Kevin Kearns

WORKSPACE-June 2010

Kevin Kearns is a horticulturist and the director of the Seedling Program at the Morrison Center in Scarborough. The program employs twenty adults with developmental disabilities in two state-of-the-art buildings known as “the happiest greenhouses in Maine.” Plants are for sale to the public Monday–Friday, 8:30 a.m.–3:30 p.m.

 

This is the “tropical orchid” area in the conservatory house. Kearns focuses on growing poinsettias, geraniums, and orchids to keep work and sales consistent through the year. Each worker has his or her own barcoded stickers, so that when a plant they’ve potted sells, they receive the profits.

Kevin Kearns has two degrees in horticulture. He is a “plant geek” and an orchid enthusiast. He refuses to be called an expert for good reason: there are twice as many species of orchids as there are of birds, and four times as many as of mammals.

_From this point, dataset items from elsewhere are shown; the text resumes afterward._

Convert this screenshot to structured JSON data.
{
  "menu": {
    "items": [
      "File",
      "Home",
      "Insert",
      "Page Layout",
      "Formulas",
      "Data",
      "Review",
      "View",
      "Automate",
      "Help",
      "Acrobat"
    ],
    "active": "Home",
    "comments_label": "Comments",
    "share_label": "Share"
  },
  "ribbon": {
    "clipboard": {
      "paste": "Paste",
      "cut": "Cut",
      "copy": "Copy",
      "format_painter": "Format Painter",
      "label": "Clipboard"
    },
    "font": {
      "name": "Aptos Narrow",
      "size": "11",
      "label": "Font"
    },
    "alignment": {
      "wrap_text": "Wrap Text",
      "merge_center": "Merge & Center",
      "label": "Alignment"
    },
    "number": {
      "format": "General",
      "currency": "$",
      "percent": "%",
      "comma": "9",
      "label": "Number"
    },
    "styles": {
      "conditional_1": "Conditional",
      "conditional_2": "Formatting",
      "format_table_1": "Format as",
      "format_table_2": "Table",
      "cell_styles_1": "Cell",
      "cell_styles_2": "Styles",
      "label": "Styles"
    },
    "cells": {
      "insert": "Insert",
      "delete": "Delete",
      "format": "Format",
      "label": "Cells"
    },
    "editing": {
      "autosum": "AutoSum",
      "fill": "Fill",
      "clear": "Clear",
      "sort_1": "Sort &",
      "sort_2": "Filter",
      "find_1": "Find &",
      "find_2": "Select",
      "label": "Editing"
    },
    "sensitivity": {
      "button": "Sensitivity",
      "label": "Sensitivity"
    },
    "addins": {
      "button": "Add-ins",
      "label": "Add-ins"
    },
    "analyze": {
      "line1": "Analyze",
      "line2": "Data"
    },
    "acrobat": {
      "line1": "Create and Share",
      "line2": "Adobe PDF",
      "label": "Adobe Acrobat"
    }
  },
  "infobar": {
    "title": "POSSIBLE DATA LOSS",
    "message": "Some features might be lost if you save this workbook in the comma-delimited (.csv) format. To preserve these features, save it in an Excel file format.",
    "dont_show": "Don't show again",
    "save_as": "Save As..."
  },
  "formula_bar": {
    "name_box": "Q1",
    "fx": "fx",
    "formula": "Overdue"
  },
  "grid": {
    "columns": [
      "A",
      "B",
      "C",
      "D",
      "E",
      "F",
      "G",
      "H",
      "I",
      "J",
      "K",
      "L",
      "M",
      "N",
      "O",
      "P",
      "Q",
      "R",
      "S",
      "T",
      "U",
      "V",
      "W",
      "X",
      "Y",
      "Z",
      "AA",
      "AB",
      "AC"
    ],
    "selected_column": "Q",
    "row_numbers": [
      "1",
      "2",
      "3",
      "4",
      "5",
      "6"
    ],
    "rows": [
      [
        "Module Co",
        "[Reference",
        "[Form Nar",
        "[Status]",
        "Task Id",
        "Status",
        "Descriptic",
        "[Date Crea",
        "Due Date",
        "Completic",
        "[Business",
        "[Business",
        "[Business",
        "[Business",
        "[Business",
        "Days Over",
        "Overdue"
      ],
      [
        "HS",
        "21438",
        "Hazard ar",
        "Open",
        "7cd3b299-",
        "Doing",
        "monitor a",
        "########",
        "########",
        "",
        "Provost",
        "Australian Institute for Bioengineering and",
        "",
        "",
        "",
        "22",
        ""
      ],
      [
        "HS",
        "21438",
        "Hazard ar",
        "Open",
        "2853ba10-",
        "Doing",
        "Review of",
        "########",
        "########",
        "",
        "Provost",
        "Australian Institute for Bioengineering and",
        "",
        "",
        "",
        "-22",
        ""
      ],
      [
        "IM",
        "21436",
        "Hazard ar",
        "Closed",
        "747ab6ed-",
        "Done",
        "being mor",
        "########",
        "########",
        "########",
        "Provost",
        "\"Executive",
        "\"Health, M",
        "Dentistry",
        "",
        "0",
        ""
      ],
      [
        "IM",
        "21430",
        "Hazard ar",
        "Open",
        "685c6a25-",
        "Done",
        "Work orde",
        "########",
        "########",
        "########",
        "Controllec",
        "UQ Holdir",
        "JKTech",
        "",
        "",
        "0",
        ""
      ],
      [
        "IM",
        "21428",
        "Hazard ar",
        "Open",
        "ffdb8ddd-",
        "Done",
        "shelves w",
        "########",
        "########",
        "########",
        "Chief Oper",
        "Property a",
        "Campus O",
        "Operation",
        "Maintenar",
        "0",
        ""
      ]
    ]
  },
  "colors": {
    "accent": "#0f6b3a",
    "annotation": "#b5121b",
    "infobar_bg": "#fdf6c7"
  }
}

The greenhouse has many rare plants, in part because donations are accepted. Kearns recently took in hundreds of plants from an elderly orchid collector, including specimens from the 60s and 70s. A few years ago, the greenhouse attracted the attention of another collector: an orchid thief (who was caught).

Horticulture therapy developed in the West around 1600, after poor hospital patients who worked off their bills by doing garden chores recovered more quickly than other patients. “Everyone has a disability and everyone benefits from knowing how to grow a geranium,” Kearns says. “There is no such thing as a human being without problems.”

Kearns buys ladybugs at $22 a pint. “Because of the health of the individuals here, my bosses are all for trying the safe, fun option over toxic products, even if it costs more. Using pesticides only creates superbugs, but aphids will never develop an immunity to being eaten.”